First up is a Zombie Nativity Scene in Ohio. Set up in some guy’s front yard, the manger reenactment features three wise men, presumably flesh eaten; skeletons, who everyone knows danced under the Star of Bethlehem; and of a course a demonic Baby Jesus because God certainly sent down a demon looking baby for his first crack at virgin birth. Yeah, that would work.
Neighbors are none to pleased and the city has given the guy until today to take the scene down or face a fine. He, of course, says it falls under his first amendment rights. But, really, what doesn’t? After all, scaring the hell out of neighborhood kids at Christmastime is every grown man’s right, is it not? Even the guy’s dad is not pleased telling him that anything bad that happens is due to the scene on the front lawn. Karma my friend. Karma.

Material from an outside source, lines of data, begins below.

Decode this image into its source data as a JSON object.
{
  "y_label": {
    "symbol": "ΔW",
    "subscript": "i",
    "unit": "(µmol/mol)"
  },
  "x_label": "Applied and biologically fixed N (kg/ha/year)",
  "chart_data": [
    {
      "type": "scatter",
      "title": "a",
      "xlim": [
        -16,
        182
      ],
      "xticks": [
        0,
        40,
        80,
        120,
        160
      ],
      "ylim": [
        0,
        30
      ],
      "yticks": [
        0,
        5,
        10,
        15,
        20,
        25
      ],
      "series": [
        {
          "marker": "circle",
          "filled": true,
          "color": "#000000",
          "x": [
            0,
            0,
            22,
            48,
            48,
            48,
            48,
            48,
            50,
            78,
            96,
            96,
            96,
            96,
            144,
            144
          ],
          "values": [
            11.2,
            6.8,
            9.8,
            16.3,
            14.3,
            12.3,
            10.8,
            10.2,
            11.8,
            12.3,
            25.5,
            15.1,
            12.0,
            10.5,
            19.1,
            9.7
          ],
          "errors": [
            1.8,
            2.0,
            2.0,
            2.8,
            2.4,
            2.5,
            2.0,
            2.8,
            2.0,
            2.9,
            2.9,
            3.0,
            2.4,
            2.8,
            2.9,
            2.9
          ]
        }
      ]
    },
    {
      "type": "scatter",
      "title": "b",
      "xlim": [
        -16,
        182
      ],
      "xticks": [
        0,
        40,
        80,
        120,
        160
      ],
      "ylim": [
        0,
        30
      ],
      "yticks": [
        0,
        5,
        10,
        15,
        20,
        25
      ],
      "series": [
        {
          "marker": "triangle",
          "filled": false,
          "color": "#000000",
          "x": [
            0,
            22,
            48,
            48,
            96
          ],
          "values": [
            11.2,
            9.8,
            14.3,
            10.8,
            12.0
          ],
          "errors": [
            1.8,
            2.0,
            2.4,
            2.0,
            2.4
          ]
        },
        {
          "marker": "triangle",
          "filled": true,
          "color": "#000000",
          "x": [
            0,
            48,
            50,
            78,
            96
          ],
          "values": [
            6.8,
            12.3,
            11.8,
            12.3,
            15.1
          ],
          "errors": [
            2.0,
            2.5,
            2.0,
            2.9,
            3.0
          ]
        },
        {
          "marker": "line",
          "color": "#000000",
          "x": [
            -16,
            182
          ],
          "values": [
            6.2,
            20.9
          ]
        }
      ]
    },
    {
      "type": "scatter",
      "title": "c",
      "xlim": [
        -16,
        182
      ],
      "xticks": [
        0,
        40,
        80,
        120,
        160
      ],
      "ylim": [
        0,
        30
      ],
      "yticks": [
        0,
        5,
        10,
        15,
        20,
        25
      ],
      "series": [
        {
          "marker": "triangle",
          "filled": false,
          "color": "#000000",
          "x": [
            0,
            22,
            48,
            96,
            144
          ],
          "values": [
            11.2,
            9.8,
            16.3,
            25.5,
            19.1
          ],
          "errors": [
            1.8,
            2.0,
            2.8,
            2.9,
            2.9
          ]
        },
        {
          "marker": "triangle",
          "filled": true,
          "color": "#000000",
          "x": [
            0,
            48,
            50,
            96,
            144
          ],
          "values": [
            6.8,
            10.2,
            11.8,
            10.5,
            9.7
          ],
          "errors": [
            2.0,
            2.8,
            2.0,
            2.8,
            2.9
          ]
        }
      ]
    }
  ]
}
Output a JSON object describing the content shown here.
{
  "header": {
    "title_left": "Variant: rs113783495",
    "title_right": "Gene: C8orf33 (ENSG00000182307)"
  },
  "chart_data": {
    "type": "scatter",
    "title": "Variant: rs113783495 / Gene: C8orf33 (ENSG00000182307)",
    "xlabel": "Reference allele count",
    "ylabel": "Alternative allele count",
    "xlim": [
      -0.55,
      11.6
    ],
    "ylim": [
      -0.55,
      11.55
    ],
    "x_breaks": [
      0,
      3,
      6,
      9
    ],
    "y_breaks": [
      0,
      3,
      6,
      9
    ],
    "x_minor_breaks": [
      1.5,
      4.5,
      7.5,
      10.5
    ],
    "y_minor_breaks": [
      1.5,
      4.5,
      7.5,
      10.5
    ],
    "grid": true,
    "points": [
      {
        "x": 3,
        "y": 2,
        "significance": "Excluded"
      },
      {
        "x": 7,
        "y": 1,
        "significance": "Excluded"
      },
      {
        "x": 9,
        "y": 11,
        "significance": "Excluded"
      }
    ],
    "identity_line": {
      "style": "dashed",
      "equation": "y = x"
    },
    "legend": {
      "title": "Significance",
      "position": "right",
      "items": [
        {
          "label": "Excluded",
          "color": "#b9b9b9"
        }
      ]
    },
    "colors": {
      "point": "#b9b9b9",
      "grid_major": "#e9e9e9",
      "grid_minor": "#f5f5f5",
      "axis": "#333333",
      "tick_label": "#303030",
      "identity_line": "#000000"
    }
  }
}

A porn site known as Woodrocket.com, no kidding it’s real, gathered a bunch of its top girls, you know the ones working their way through medical school, to model ugly Christmas sweaters. Take a peek. They’re wearing only ugly Christmas sweaters and heels. What a waste of heels. Pfft.

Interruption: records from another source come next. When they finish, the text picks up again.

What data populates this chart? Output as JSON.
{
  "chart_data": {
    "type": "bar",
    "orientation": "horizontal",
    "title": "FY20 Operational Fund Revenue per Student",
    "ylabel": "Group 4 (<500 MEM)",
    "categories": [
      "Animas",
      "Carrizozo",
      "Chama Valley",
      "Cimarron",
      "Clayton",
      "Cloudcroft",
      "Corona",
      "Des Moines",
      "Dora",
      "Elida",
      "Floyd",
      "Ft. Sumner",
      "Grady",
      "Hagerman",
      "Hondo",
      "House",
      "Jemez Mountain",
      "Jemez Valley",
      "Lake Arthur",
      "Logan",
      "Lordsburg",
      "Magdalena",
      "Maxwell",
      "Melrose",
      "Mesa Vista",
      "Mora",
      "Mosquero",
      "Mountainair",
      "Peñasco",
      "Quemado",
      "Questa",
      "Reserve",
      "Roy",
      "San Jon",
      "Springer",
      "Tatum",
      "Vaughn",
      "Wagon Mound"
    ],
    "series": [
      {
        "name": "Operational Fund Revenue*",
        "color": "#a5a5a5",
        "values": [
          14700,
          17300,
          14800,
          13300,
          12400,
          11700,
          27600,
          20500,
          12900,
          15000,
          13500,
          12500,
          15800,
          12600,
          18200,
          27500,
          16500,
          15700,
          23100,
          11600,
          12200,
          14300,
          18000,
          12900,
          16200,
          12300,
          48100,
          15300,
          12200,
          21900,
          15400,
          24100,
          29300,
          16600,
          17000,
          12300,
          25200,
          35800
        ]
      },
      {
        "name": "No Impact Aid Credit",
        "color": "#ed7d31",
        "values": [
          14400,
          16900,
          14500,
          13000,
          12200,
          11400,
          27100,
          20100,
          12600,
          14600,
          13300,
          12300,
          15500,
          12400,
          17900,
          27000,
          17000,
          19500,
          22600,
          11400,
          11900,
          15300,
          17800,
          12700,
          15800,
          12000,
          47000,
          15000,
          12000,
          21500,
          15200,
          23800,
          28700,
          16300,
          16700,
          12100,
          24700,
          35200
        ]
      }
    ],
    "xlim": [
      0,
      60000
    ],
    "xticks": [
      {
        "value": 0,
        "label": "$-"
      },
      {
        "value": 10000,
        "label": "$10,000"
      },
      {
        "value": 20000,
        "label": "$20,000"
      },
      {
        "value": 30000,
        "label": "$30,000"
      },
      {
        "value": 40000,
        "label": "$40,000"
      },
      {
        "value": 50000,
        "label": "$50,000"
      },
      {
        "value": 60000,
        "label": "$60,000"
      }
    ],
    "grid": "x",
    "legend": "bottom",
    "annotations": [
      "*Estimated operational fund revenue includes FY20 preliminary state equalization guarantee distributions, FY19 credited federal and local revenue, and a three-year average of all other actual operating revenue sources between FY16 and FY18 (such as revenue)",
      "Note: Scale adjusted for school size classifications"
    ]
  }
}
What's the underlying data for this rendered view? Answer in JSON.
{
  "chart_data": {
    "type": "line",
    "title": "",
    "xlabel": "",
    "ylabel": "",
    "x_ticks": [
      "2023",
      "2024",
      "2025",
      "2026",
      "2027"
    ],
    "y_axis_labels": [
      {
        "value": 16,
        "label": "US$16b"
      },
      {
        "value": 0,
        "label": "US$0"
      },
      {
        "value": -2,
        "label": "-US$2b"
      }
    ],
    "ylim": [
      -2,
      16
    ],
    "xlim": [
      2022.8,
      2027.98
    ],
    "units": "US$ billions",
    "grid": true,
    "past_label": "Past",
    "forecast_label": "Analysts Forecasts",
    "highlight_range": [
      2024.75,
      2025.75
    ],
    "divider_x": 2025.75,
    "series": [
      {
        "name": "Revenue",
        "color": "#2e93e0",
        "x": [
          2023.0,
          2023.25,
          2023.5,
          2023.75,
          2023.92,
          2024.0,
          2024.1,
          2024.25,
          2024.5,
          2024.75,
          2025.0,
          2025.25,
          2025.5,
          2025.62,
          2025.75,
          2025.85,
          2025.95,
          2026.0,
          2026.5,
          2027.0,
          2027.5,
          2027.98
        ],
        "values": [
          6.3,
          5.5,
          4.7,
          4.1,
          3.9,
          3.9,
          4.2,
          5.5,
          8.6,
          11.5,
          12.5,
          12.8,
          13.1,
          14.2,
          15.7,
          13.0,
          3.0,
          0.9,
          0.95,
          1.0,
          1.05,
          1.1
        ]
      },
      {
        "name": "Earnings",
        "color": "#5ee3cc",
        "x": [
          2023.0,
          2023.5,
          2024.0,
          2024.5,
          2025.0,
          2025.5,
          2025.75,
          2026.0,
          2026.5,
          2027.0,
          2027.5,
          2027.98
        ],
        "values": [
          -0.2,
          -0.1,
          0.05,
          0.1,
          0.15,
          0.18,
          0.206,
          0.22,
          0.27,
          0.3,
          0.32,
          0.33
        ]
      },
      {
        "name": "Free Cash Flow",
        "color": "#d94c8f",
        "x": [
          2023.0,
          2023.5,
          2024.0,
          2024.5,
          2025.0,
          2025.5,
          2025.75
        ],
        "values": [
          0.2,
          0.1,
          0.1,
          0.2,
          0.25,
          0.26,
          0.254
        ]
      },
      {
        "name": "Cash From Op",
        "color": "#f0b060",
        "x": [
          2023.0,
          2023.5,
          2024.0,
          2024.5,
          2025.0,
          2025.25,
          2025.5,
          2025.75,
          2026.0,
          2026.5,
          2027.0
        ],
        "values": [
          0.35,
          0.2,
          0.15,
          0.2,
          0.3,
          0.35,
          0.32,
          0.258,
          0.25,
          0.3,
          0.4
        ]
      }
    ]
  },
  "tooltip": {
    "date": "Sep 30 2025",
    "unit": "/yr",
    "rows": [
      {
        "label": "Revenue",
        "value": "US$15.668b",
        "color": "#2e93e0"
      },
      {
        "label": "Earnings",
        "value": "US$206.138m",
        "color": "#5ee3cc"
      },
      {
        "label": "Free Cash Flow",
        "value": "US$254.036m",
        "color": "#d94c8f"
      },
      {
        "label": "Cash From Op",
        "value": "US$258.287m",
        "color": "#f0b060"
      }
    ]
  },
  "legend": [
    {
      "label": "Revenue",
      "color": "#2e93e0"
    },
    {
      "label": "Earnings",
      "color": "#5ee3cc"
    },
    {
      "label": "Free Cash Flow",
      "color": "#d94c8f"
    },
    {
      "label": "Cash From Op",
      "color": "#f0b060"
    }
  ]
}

WoodRocket doesn’t want regular letches to feel left out—they also offer an alternative site that “contains nudity and some minty anal penetration with a large candy cane.” And you thought an eggnog hangover was your biggest worry this holiday season.
A woman is being held in a Tallahassee, Florida jail after vandalizing a satanic nativity at the capitol building. The scene is “a religious diorama that features an angel falling from heaven into hell,” and was erected by the Satanic Temple. Because, by all means, if you don’t celebrate someone’s holiday, you should make sure and wreck it for the others. Did you not go to kindergarten?

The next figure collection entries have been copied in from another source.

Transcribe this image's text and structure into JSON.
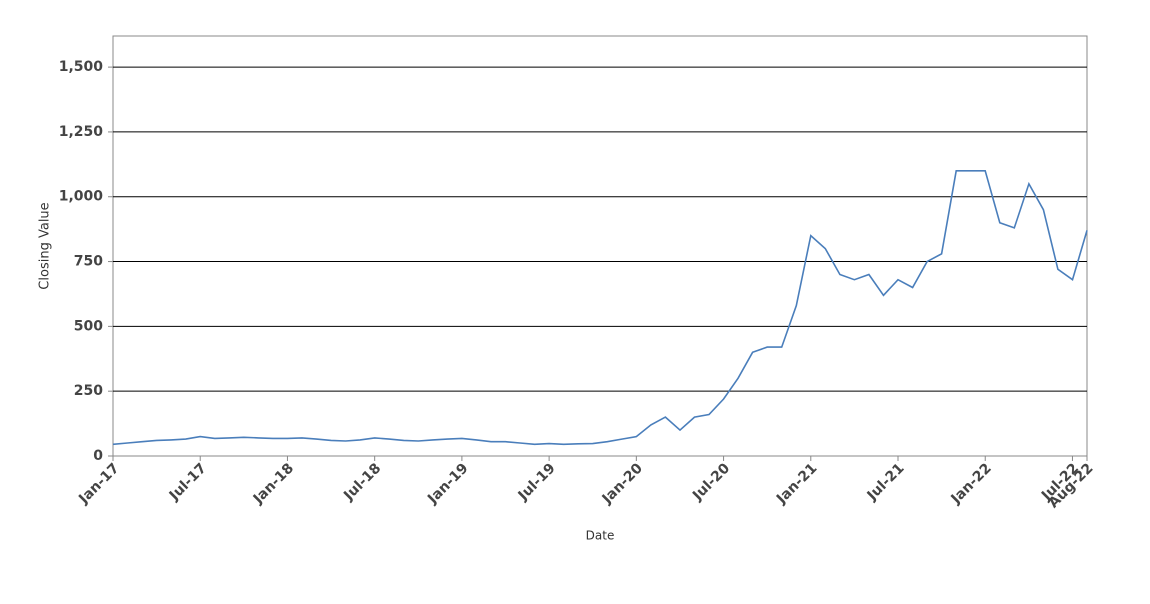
{
  "chart_data": {
    "type": "line",
    "x_label": "Date",
    "y_label": "Closing Value",
    "x": [
      "2017-01",
      "2017-02",
      "2017-03",
      "2017-04",
      "2017-05",
      "2017-06",
      "2017-07",
      "2017-08",
      "2017-09",
      "2017-10",
      "2017-11",
      "2017-12",
      "2018-01",
      "2018-02",
      "2018-03",
      "2018-04",
      "2018-05",
      "2018-06",
      "2018-07",
      "2018-08",
      "2018-09",
      "2018-10",
      "2018-11",
      "2018-12",
      "2019-01",
      "2019-02",
      "2019-03",
      "2019-04",
      "2019-05",
      "2019-06",
      "2019-07",
      "2019-08",
      "2019-09",
      "2019-10",
      "2019-11",
      "2019-12",
      "2020-01",
      "2020-02",
      "2020-03",
      "2020-04",
      "2020-05",
      "2020-06",
      "2020-07",
      "2020-08",
      "2020-09",
      "2020-10",
      "2020-11",
      "2020-12",
      "2021-01",
      "2021-02",
      "2021-03",
      "2021-04",
      "2021-05",
      "2021-06",
      "2021-07",
      "2021-08",
      "2021-09",
      "2021-10",
      "2021-11",
      "2021-12",
      "2022-01",
      "2022-02",
      "2022-03",
      "2022-04",
      "2022-05",
      "2022-06",
      "2022-07",
      "2022-08"
    ],
    "values": [
      45,
      50,
      55,
      60,
      62,
      65,
      75,
      68,
      70,
      72,
      70,
      68,
      68,
      70,
      65,
      60,
      58,
      62,
      70,
      65,
      60,
      58,
      62,
      65,
      68,
      62,
      55,
      55,
      50,
      45,
      48,
      45,
      47,
      48,
      55,
      65,
      75,
      120,
      150,
      100,
      150,
      160,
      220,
      300,
      400,
      420,
      420,
      580,
      850,
      800,
      700,
      680,
      700,
      620,
      680,
      650,
      750,
      780,
      1100,
      1100,
      1100,
      900,
      880,
      1050,
      950,
      720,
      680,
      870
    ],
    "color": "#4a7ebb",
    "xlim": [
      "2017-01",
      "2022-08"
    ],
    "xticks": [
      {
        "value": "2017-01",
        "label": "Jan-17"
      },
      {
        "value": "2017-07",
        "label": "Jul-17"
      },
      {
        "value": "2018-01",
        "label": "Jan-18"
      },
      {
        "value": "2018-07",
        "label": "Jul-18"
      },
      {
        "value": "2019-01",
        "label": "Jan-19"
      },
      {
        "value": "2019-07",
        "label": "Jul-19"
      },
      {
        "value": "2020-01",
        "label": "Jan-20"
      },
      {
        "value": "2020-07",
        "label": "Jul-20"
      },
      {
        "value": "2021-01",
        "label": "Jan-21"
      },
      {
        "value": "2021-07",
        "label": "Jul-21"
      },
      {
        "value": "2022-01",
        "label": "Jan-22"
      },
      {
        "value": "2022-07",
        "label": "Jul-22"
      },
      {
        "value": "2022-08",
        "label": "Aug-22"
      }
    ],
    "ylim": [
      0,
      1620
    ],
    "yticks": [
      0,
      250,
      500,
      750,
      {
        "value": 1000,
        "label": "1,000"
      },
      {
        "value": 1250,
        "label": "1,250"
      },
      {
        "value": 1500,
        "label": "1,500"
      }
    ],
    "grid": true
  }
}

The Satanic Temple spokesman said, “We think that our holiday display sends an affirmative message of inclusiveness and plurality.” There’s the Christmas spirit. We need to be included even though we don’t believe in the birth of Christ, don’t celebrate and don’t worship God. That’ gives us the right to put little devils all about a state capitol. Inclusiveness and plurality. How about derision and asshattery?
There is some good news. Seems researchers at the Wake Forest Institute for Regenerative Medicine can now grow penises. Yay! Lab grown penises come in all sizes, depending on your preference. One would also assumes that means color, shape and curvature if you like that sort of thing. Researchers report that first they grew vaginas, ‘cuz, you know, being research guys, they’d never seen one. Actually, growing working human erectile tissue is a pretty big deal.
All that’s left to say on that subject: Happy New Year ladies.